Abstract
1869
Objectives Efficacy of [18F]flutemetamol as a brain β-amyloid imaging agent has been validated on Caucasians, but little has been reported on Japanese. Positivity and degree of amyloid deposit were investigated using [18F]flutemetamol-based PET scans on Japanese subjects with probable Alzheimer’s disease (pAD), amnestic mild cognitive impairment (aMCI) and healthy volunteers (HVs), together with inter-reader agreement and test-retest reproducibility.
Methods 20 subjects with pAD, 20 subjects with aMCI and 25 HVs underwent a 30min PET scan starting 90min post injection of 185MBq of [18F]flutemetamol. Additional 5 pAD subjects underwent two PET scans less than 4 weeks apart, to evaluate test-retest variability. Blinded visual image reads by independent board-certified readers were compared with the subject’s clinical diagnoses and with composite cortical standardized uptake value ratios (SUVR) using cerebellar cortex as the reference region. Inter-reader agreement was assessed for 5 Japanese and for 5 non-Japanese readers.

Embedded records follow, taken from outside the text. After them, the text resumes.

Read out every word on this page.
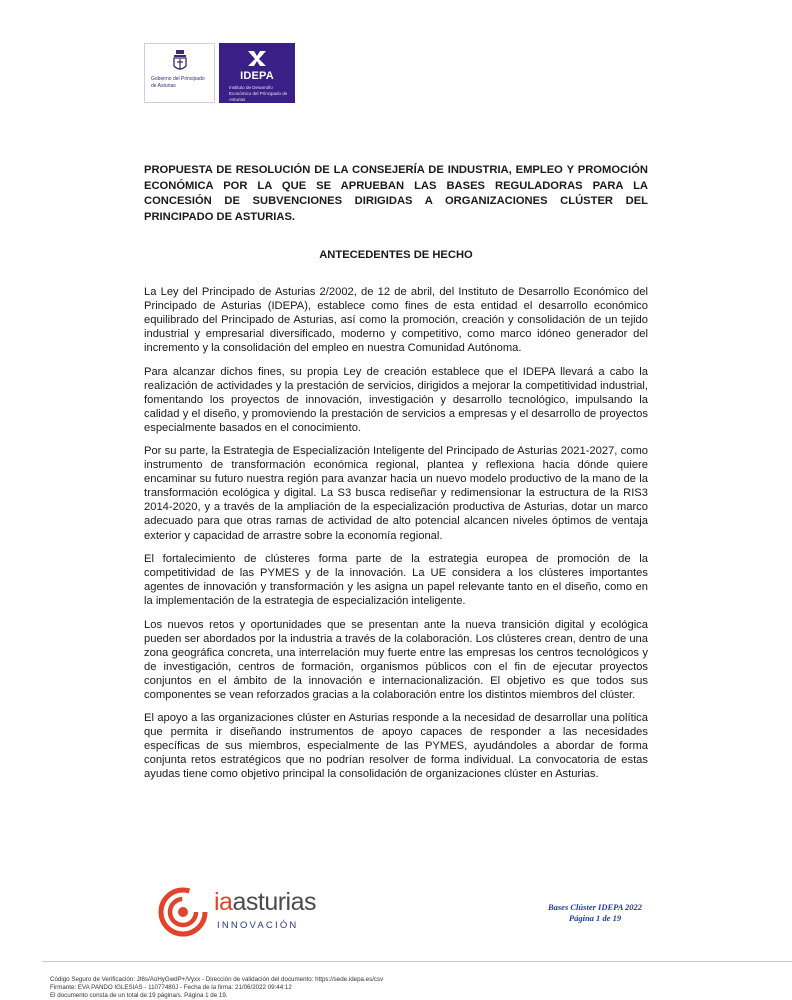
Gobierno del Principado de Asturias
IDEPA
Instituto de Desarrollo Económico del Principado de Asturias

PROPUESTA DE RESOLUCIÓN DE LA CONSEJERÍA DE INDUSTRIA, EMPLEO Y PROMOCIÓN ECONÓMICA POR LA QUE SE APRUEBAN LAS BASES REGULADORAS PARA LA CONCESIÓN DE SUBVENCIONES DIRIGIDAS A ORGANIZACIONES CLÚSTER DEL PRINCIPADO DE ASTURIAS.

ANTECEDENTES DE HECHO

La Ley del Principado de Asturias 2/2002, de 12 de abril, del Instituto de Desarrollo Económico del Principado de Asturias (IDEPA), establece como fines de esta entidad el desarrollo económico equilibrado del Principado de Asturias, así como la promoción, creación y consolidación de un tejido industrial y empresarial diversificado, moderno y competitivo, como marco idóneo generador del incremento y la consolidación del empleo en nuestra Comunidad Autónoma.

Para alcanzar dichos fines, su propia Ley de creación establece que el IDEPA llevará a cabo la realización de actividades y la prestación de servicios, dirigidos a mejorar la competitividad industrial, fomentando los proyectos de innovación, investigación y desarrollo tecnológico, impulsando la calidad y el diseño, y promoviendo la prestación de servicios a empresas y el desarrollo de proyectos especialmente basados en el conocimiento.

Por su parte, la Estrategia de Especialización Inteligente del Principado de Asturias 2021-2027, como instrumento de transformación económica regional, plantea y reflexiona hacia dónde quiere encaminar su futuro nuestra región para avanzar hacia un nuevo modelo productivo de la mano de la transformación ecológica y digital. La S3 busca rediseñar y redimensionar la estructura de la RIS3 2014-2020, y a través de la ampliación de la especialización productiva de Asturias, dotar un marco adecuado para que otras ramas de actividad de alto potencial alcancen niveles óptimos de ventaja exterior y capacidad de arrastre sobre la economía regional.

El fortalecimiento de clústeres forma parte de la estrategia europea de promoción de la competitividad de las PYMES y de la innovación. La UE considera a los clústeres importantes agentes de innovación y transformación y les asigna un papel relevante tanto en el diseño, como en la implementación de la estrategia de especialización inteligente.

Los nuevos retos y oportunidades que se presentan ante la nueva transición digital y ecológica pueden ser abordados por la industria a través de la colaboración. Los clústeres crean, dentro de una zona geográfica concreta, una interrelación muy fuerte entre las empresas los centros tecnológicos y de investigación, centros de formación, organismos públicos con el fin de ejecutar proyectos conjuntos en el ámbito de la innovación e internacionalización. El objetivo es que todos sus componentes se vean reforzados gracias a la colaboración entre los distintos miembros del clúster.

El apoyo a las organizaciones clúster en Asturias responde a la necesidad de desarrollar una política que permita ir diseñando instrumentos de apoyo capaces de responder a las necesidades específicas de sus miembros, especialmente de las PYMES, ayudándoles a abordar de forma conjunta retos estratégicos que no podrían resolver de forma individual. La convocatoria de estas ayudas tiene como objetivo principal la consolidación de organizaciones clúster en Asturias.

iaasturias
INNOVACIÓN
Bases Clúster IDEPA 2022
Página 1 de 19
Código Seguro de Verificación: Jt6s/AoHyGwdP+/Vyxx - Dirección de validación del documento: https://sede.idepa.es/csv
Firmante: EVA PANDO IGLESIAS - 11077480J - Fecha de la firma: 21/06/2022 09:44:12
El documento consta de un total de:19 página/s. Página 1 de 19.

Results Clinical diagnoses and the blinded reads were highly associated, with positive rate of 23/25 for pAD, 10/20 for aMCI and 1/25 for HV. SUVR (mean±SD) was 2.05±0.42 for pAD, 1.61±0.30 for aMCI, and 1.20 ±0.09 for HV. There was good agreement between SUVR and blinded reads, and the PET images allowed differentiation between pAD subjects and HVs. The kappa statistic for inter-reader agreement was 0.94 and 0.96 for 5 Japanese readers and for 5 non-Japanese readers, respectively. The mean test-retest variability of SUVR ranged from 1.85% to 2.27% across all cortical regions. Test-retest agreement of the blinded reads was 100% for all readers.
Conclusions [18F]flutemetamol is a robust tracer with qualitative and quantitative reproducibility and is useful for in vivo detection of increased brain β-amyloid load for the Japanese population.
Research Support This study is the phase-II clinical trial (GE067-017) sponsored by GE Healthcare.